One of the agents looked up.

“Well, it looks like it didn’t get off the ground in San Francisco,” he said.

It never left the United States. It was, in fact, still sitting more than 5,400 miles away, thanks to the airline’s own shipping error.

On one hand this was good news—the meat hadn’t disappeared into a Boschian customs nightmare. But the time line now felt impossible. Was there even a shred of a chance it could be shipped around the world in time to meet Tetrick’s January 1 deadline?

He pleaded with apologetic KLM representatives, who assured him the package had been located and would be on a flight to the Netherlands as soon as possible. In the meantime, he’d just have to wait. By then it was late afternoon on December 29. The package had approximately thirty-six hours to get from the United States to the Netherlands, through customs, and into his hands—all during the busy holiday season—if he hoped to make a sale before the new food law went into effect.

Tetrick had planned to stay with Ira van Eelen on her spacious houseboat. When the two met, their anxiety dampened any excitement about their shared, potentially historic moment. Both their fates were dependent on an international airline.

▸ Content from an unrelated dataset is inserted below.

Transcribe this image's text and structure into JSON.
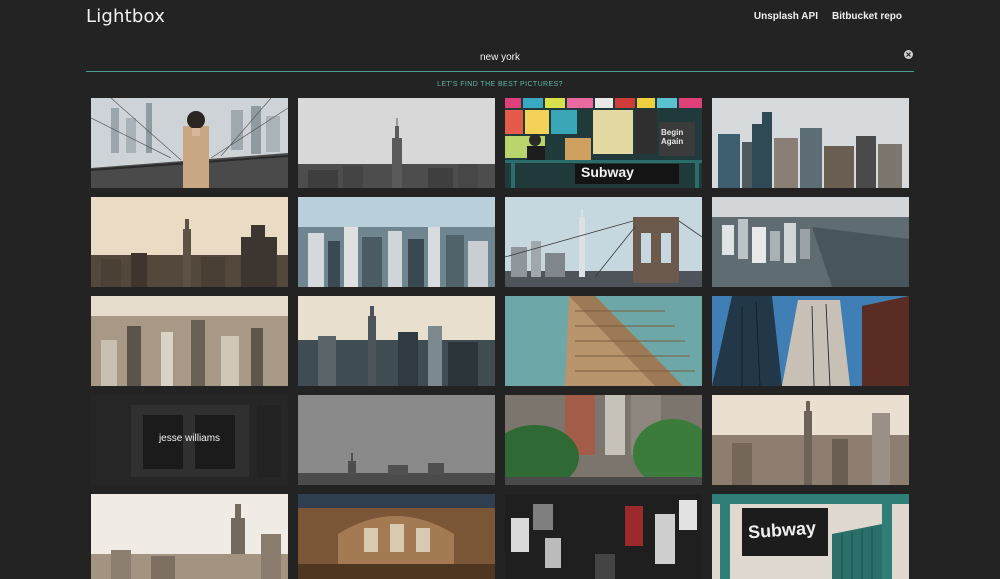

When he woke up the next morning, Ira was already up and preparing breakfast for her guest. She stood over a stove, sizzling up sausages and bacon from a local vegan butcher shop. The pair ate their meal in relative silence, munching on vegan “meat” while waiting for a delivery of higher-tech vegan meat.

Then there was a knock at the door.

A courier handed over a box. The box. KLM hand-delivered the package, fresh off an overnight flight from San Francisco. And just like that, Tetrick had a little more than fifteen hours to make the historic sale. The box contained one package of ground duck chorizo and a single duck sausage link.

With the meat in hand, Tetrick and Ira piled into her van and drove north of Amsterdam and into Zaandam, a city along the North Sea canal and a major Dutch industrial hub. They were en route to a restaurant owned, in part, by a man named Paul Riteco.

Today Dutch tourism agencies market Zaandam as a place to see life in the Netherlands as it used to be. With its well-preserved wooden homes and, of course, the windmills, it’s a spot that draws tourists by the thousands every year. For that reason, Ira and Tetrick had envisioned it as the ideal location to introduce cell-cultured meat to the world—a convergence of old and new before the eyes of inquisitive global visitors.

“Millions and millions of tourists come here and we want to feed them JUST meat,” Ira told me.

Tetrick made the sale on December 31. Riteco bought a little more than a pound at the very-discounted price of $11 per pound. Riteco’s young daughter was present at the sale, hovering over the table next to her father, who’d brought her along in hopes of giving her a rare glimpse into what he hoped would be a big part of her future. Tetrick said he also intended to set up a miniature production facility so that the restaurant might produce its own meat to feed consumers.

A tiny amount of meat was also sold to the NEMO Science Museum in Amsterdam, which was planning an exhibit around the concept. In video footage of the sale, Tetrick is sandwiched between Ira and the director of NEMO. To his left, Ira is quiet, rosy, and stifling tears. Tetrick notices, and asks her what her father would think if he were there to see it. She rocks back and forth and smiles, seemingly unable to get a word out.

“Yes. Yes,” she replies in a near whisper, this time unable to withhold her emotions.

For that moment, Tetrick had made history. On his return flight home, he basked in the glow of sidling up to the edge of history and taking a step forward into the unknown.

But what he didn’t know was that his victory would be extremely short-lived. The regulatory landscape in the EU is as fickle as—if not more so than—that in the United States.